Luis Felipe Lázaro

« Je l’admirais et il Il l’a utilisé pour faire de moi ce qu’il voulait« , c’est le témoignage d’une jeune femme qui souhaite garder l’anonymat sur sa relation avec le réalisateur. Armando Ravelo. Il explique que pendant près de deux ans ils ont eu une série de relations sexuelles « inappropriées, désagréables et inconfortables », auxquelles elle a accepté en raison de sa « manipulation » et de son « amour » pour lui. Elle détaille qu’il l’a « humiliée » et forcée « à faire des choses qu’elle ne voulait pas ».

Ils se sont rencontrés lors d’une conférence sur le cinéma canarien alors qu’elle avait 25 ans et lui 38 ans. À cette époque, elle était étudiante à l’université, mais elle ne se consacrait pas au théâtre, au cinéma ou au théâtre. Ils ont entamé une amitié qui « est devenue peu à peu manipulatrice et abusive » et qui a laissé derrière elle un traumatisme psychologique qui a duré « longtemps ».
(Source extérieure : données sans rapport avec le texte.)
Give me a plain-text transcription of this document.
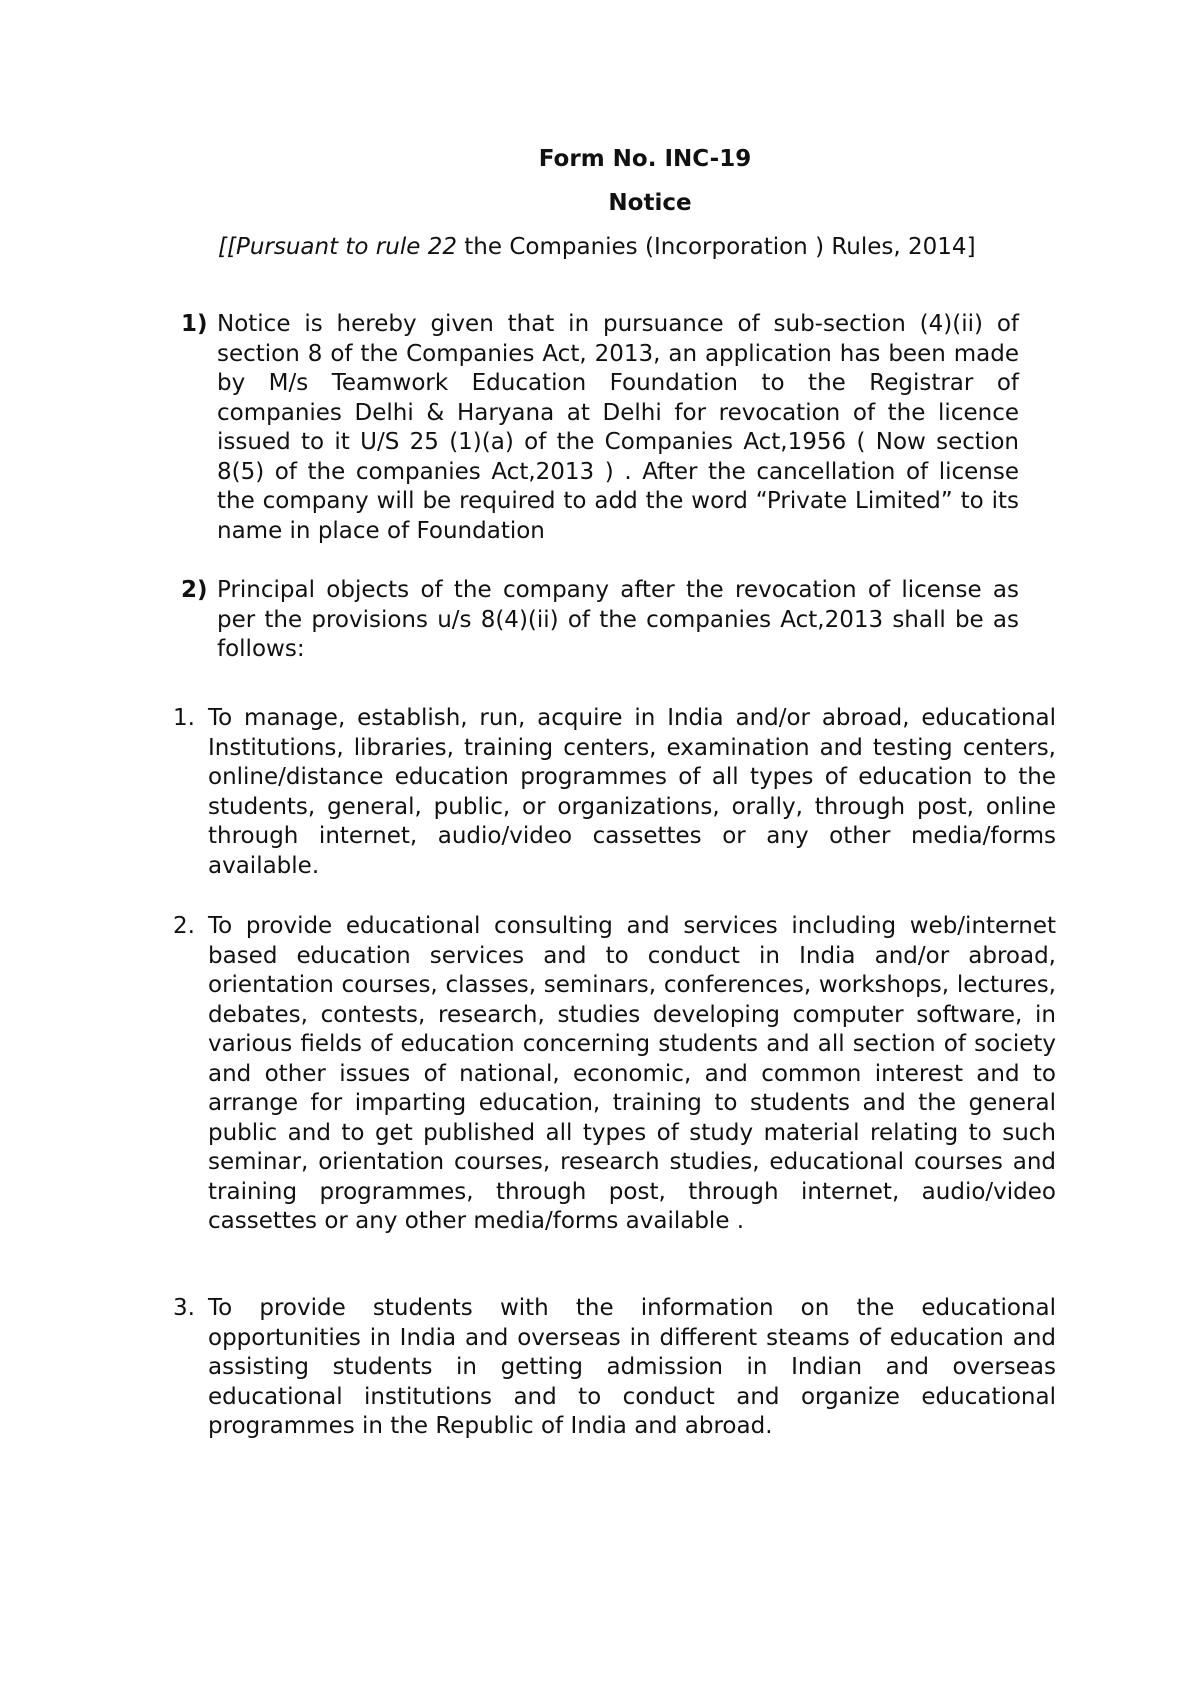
Form No. INC-19
Notice

[[Pursuant to rule 22 the Companies (Incorporation ) Rules, 2014]

1) Notice is hereby given that in pursuance of sub-section (4)(ii) of section 8 of the Companies Act, 2013, an application has been made by M/s Teamwork Education Foundation to the Registrar of companies Delhi & Haryana at Delhi for revocation of the licence issued to it U/S 25 (1)(a) of the Companies Act,1956 ( Now section 8(5) of the companies Act,2013 ) . After the cancellation of license the company will be required to add the word “Private Limited” to its name in place of Foundation

2) Principal objects of the company after the revocation of license as per the provisions u/s 8(4)(ii) of the companies Act,2013 shall be as follows:

1. To manage, establish, run, acquire in India and/or abroad, educational Institutions, libraries, training centers, examination and testing centers, online/distance education programmes of all types of education to the students, general, public, or organizations, orally, through post, online through internet, audio/video cassettes or any other media/forms available.

2. To provide educational consulting and services including web/internet based education services and to conduct in India and/or abroad, orientation courses, classes, seminars, conferences, workshops, lectures, debates, contests, research, studies developing computer software, in various fields of education concerning students and all section of society and other issues of national, economic, and common interest and to arrange for imparting education, training to students and the general public and to get published all types of study material relating to such seminar, orientation courses, research studies, educational courses and training programmes, through post, through internet, audio/video cassettes or any other media/forms available .

3. To provide students with the information on the educational opportunities in India and overseas in different steams of education and assisting students in getting admission in Indian and overseas educational institutions and to conduct and organize educational programmes in the Republic of India and abroad.
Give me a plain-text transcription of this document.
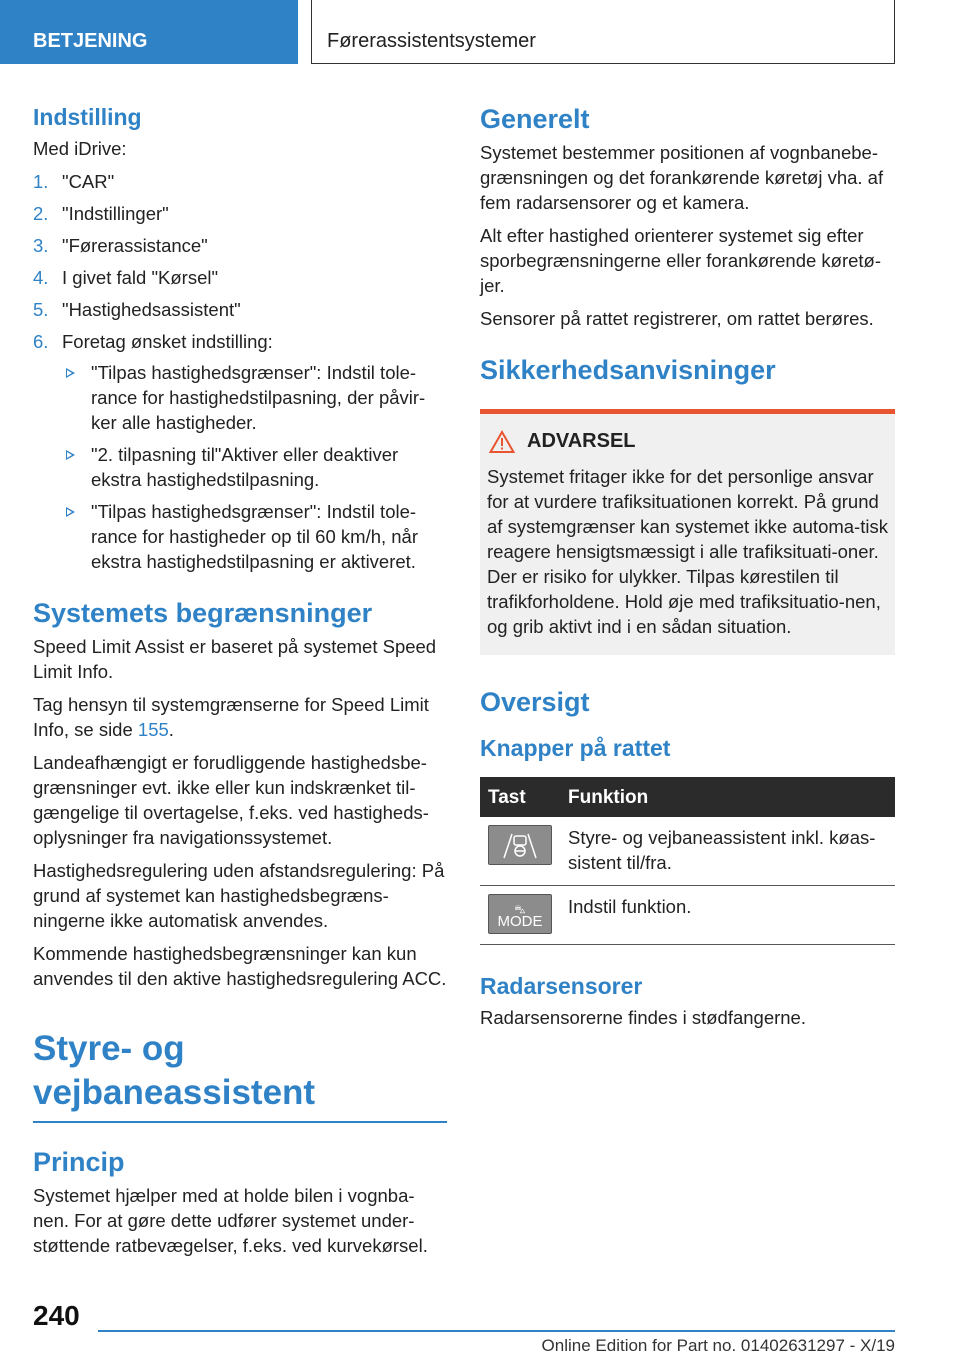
BETJENING	Førerassistentsystemer
Indstilling

Med iDrive:

1. "CAR"
2. "Indstillinger"
3. "Førerassistance"
4. I givet fald "Kørsel"
5. "Hastighedsassistent"
6. Foretag ønsket indstilling:
"Tilpas hastighedsgrænser": Indstil tole-rance for hastighedstilpasning, der påvir-ker alle hastigheder.
"2. tilpasning til"Aktiver eller deaktiver ekstra hastighedstilpasning.
"Tilpas hastighedsgrænser": Indstil tole-rance for hastigheder op til 60 km/h, når ekstra hastighedstilpasning er aktiveret.
Systemets begrænsninger

Speed Limit Assist er baseret på systemet Speed Limit Info.

Tag hensyn til systemgrænserne for Speed Limit Info, se side 155.

Landeafhængigt er forudliggende hastighedsbe-grænsninger evt. ikke eller kun indskrænket til-gængelige til overtagelse, f.eks. ved hastigheds-oplysninger fra navigationssystemet.

Hastighedsregulering uden afstandsregulering: På grund af systemet kan hastighedsbegræns-ningerne ikke automatisk anvendes.

Kommende hastighedsbegrænsninger kan kun anvendes til den aktive hastighedsregulering ACC.

Styre- og vejbaneassistent
Princip

Systemet hjælper med at holde bilen i vognba-nen. For at gøre dette udfører systemet under-støttende ratbevægelser, f.eks. ved kurvekørsel.

Generelt

Systemet bestemmer positionen af vognbanebe-grænsningen og det forankørende køretøj vha. af fem radarsensorer og et kamera.

Alt efter hastighed orienterer systemet sig efter sporbegrænsningerne eller forankørende køretø-jer.

Sensorer på rattet registrerer, om rattet berøres.

Sikkerhedsanvisninger
ADVARSEL
Systemet fritager ikke for det personlige ansvar for at vurdere trafiksituationen korrekt. På grund af systemgrænser kan systemet ikke automa-tisk reagere hensigtsmæssigt i alle trafiksituati-oner. Der er risiko for ulykker. Tilpas kørestilen til trafikforholdene. Hold øje med trafiksituatio-nen, og grib aktivt ind i en sådan situation.
Oversigt
Knapper på rattet
Tast	Funktion

	Styre- og vejbaneassistent inkl. køas-sistent til/fra.

⛍
MODE	Indstil funktion.
Radarsensorer

Radarsensorerne findes i stødfangerne.

240
Online Edition for Part no. 01402631297 - X/19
Armando Ravelo, accusé par davantage de femmes à l’intérieur et à l’extérieur de l’industrie

Selon le témoignage de la jeune femme recueilli par le portail Canarias Ahora, le réalisateur a tenté de la séparer de son amie lorsqu’elle s’est rendu compte que leur relation commençait à montrer des signes d’abus. Elle affirme que le réalisateur l’a forcée à avoir des relations sexuelles sans préservatif.

Lorsqu’elle a décidé de rompre, il a continué à lui envoyer des messages pendant « une année entière », même si elle a cessé de lui répondre. Elle a expliqué pourquoi elle ne voulait plus le recontacter et l’a bloqué sur les réseaux sociaux. Armando l’a alors appelée et lui a envoyé plusieurs SMS dans lesquels il l’accusait d’avoir été « hors de son caractère » et d’avoir tenté de lui « faire du mal » avec ses propos.

Son témoignage est l’un des beaucoup qui ont été révélés ces derniers jours. La jeune femme assure avoir entendu de nombreuses histoires de comportement similaire de la part d’Armando envers d’autres femmes, tant à l’intérieur qu’à l’extérieur de l’industrie cinématographique. Afirma que su caso « prueba de que no solo utiliza su poder como director de cine para aprovecharse de mujeres del sector », sino que también « utiliza su privilegio sexual para mantener relaciones basadas en la sumisión de sus parejas y la diferencia de edad le facilita l’objectif ».

L’artiste Koset Quintana, la première à partager son histoire sur les réseaux sociaux, a déclaré au journal susmentionné qu’il lui a fallu des années pour le faire « en raison de la peur du manque de protection que favorise le secteur, du manque de crédibilité de ces expériences et d’être barrées ». sur une liste d’emplois. » . Comme on peut le voir dans une conversation avec lui qu’elle a elle-même publiée sur Instagram, Armando il a fait une avance sexuelle quand il était mineur.

En conséquence, des dizaines de personnes, dont des actrices canariennes, se sont manifestées pour accuser le réalisateur de diverses formes d’abus, notamment professionnels et sexuels. D’autres personnes du secteur, y compris des hommes, ont également confirmé qu’il avait utilisé son influence et ses relations dans le secteur pour « menacer » les personnes qui tentaient de l’exposer à « ne plus jamais avoir de travail ».

Armando Ravelo a récemment annoncé qu’il supprimait ses comptes sur les réseaux sociaux et quittait le cinéma. Il avait précédemment déclaré à ce journal qu’il ressentait « beaucoup de culpabilité » et qu’il était « gêné » par la façon dont il traitait les femmes à l’époque, qu’il imputait à une « vague narcissique » qu’il vivait déjà et à une santé mentale « précaire ». condition. Il a également révélé qu’il suivait un traitement.